You are a beautiful, intelligent, talented and extremely brave woman and have no reason to either tolerate or stay in the circumstances that are not worthy of you or do not make you a better person. Your life is yours alone and it's your one shot at being happy and fulfilled.

Lots and lots of love.

Michelle, I am just seeing this today (I keep forgetting to check the OT tab). What a terrible time you've been through! I was wondering where you had gone, but then just figured work was busy, etc. etc.

I think seeing a therapist on an individual basis sounds really good. It can be so hard to have a clear head about things like long-term relationships, love, moving forward, etc. A part of you might want to try to keep things the same, while another part says something totally different! With your relationship with Corey, it's probably difficult to separate what is going on with him and the depression, vs. what is going on with your relationship.

I will be thinking of you and wishing you the best. You *will* get through this and come out stronger than ever.

Michelle- I haven't commented here as I felt that I had nothing to add, but want you to know you're in my thoughts. Depression is NOT easy to live with, and while it is not the fault of the afflicted, we can't deny that it effects our relationship.

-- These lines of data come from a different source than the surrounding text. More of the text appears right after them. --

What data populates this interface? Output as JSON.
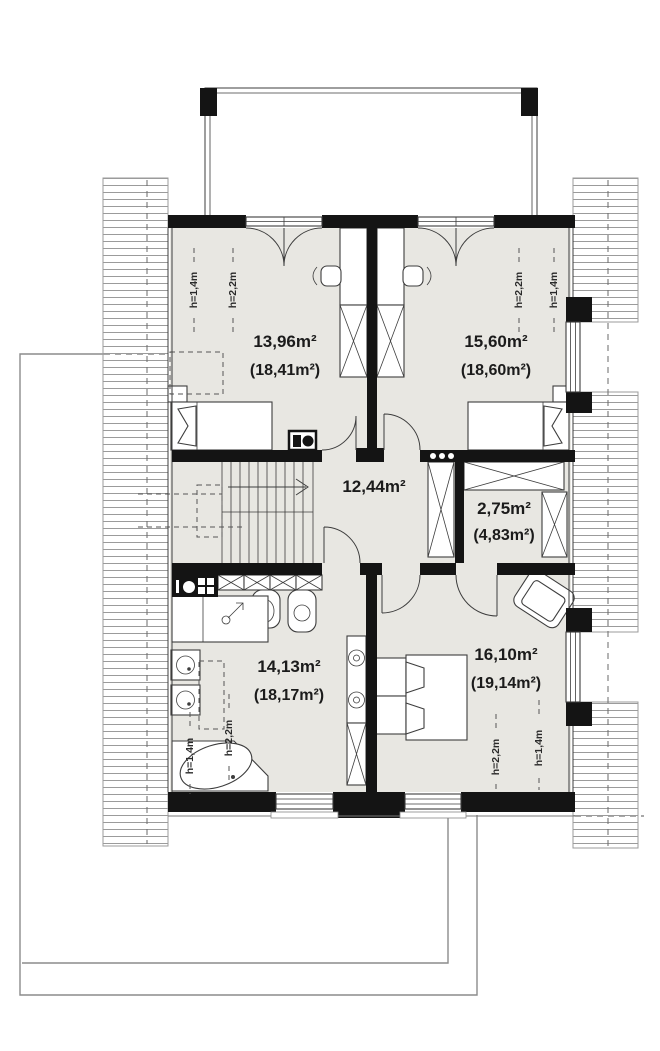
{
  "plan": {
    "title": "attic-floor-plan",
    "rooms": [
      {
        "name": "bedroom-top-left",
        "area": "13,96m²",
        "area_total": "(18,41m²)"
      },
      {
        "name": "bedroom-top-right",
        "area": "15,60m²",
        "area_total": "(18,60m²)"
      },
      {
        "name": "hall",
        "area": "12,44m²",
        "area_total": ""
      },
      {
        "name": "wardrobe",
        "area": "2,75m²",
        "area_total": "(4,83m²)"
      },
      {
        "name": "bathroom",
        "area": "14,13m²",
        "area_total": "(18,17m²)"
      },
      {
        "name": "bedroom-bottom-right",
        "area": "16,10m²",
        "area_total": "(19,14m²)"
      }
    ],
    "height_marks": {
      "low": "h=1,4m",
      "high": "h=2,2m"
    },
    "colors": {
      "wall": "#141414",
      "line": "#3d3d3d",
      "floor": "#e8e7e2",
      "hatch": "#9b9b9b",
      "outline": "#8b8b8b"
    }
  }
}
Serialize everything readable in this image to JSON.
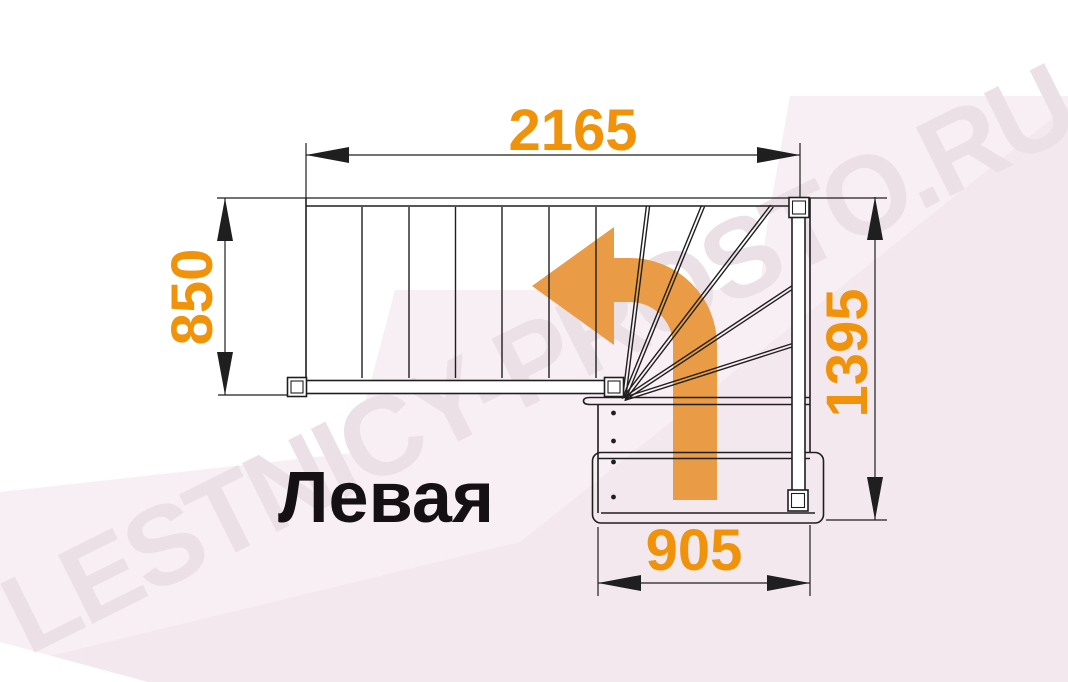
{
  "diagram": {
    "type_label": "Левая",
    "watermark": "LESTNICY-PROSTO.RU",
    "dimensions": {
      "top_width_mm": "2165",
      "flight_width_mm": "850",
      "right_height_mm": "1395",
      "bottom_width_mm": "905"
    },
    "colors": {
      "dimension_text": "#F0930B",
      "arrow": "#E99C45",
      "line": "#1F1F1F",
      "label_text": "#141014",
      "background_pink": "#F8EFF4",
      "background_pink_deep": "#F3E8EE",
      "watermark": "#ECE0E7"
    }
  }
}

You absolutely must take care of yourself... it is so easy to focus on the "sick" person and not take care of our own needs when we are in this type of relationship. My husband suffers from depression, and thankfully has been doing very well on medication... but I remember that very hard time when I did feel that I just needed to deny myself and focus on him because I knew that I was healthy and could handle it. That was absolutely not the right way of thinking. I was contributing to the problem by thinking that if I could just always say the right thing and do the right thing, that I could keep him in a good place. I see now the folly of that way of thinking.
But anyway, do make sure you take care of yourself and get wise counsel and therapy so that you can move forward and make very wise decisions.

Michelle;
I've forgotten to check this section for oh, the last two or three weeks but have been wondering what happened to you and whether you are okay. So sorry these challenges are the reason why. Just wanted you to send you my support and virtual hugs.

Hi Michelle, I just came across this thread, as I am guilty of not checking the off topic tab as well. I have lived the life of a clinically depressed individual, as a side effect of medication, and the only thing I can say is that I don't wish that to even my worst enemy. It was a nightmare I hope to never experience again. My thoughts and prayers are with Cory and all of those who battle this illness each and every day. It took for me to get ill to finally understand the chaos that having a mental illness is.

My behavior was somewhat similar to Cory's, sans the suicide attempt: Erratic, violent and detached. I know you wonder about whether he means what he says. What I can tell you is that many of the things I said and did, were not coming from my heart. I was hurting so bad, that my only outlet was to be aggresive. I don't know how else to explain it.

I don't want to give you the impression that since it is the disease talking, you must "take it". On the contrary, you have a divine responsibility to yourself, to seek out happiness and remove yourself from an unhealthy situation. I was and still am eternally thankful to my fiancee, who never abandoned my side and helped me thru, but I would never, never expect for him to stick around and suffer with me. In due time, Cory would understand if that what you decide to do.

This is a very complex issue and I so wish I could provide with better advice. Stick with individual therapy and take care of yourself. A million hugs to you and Cory.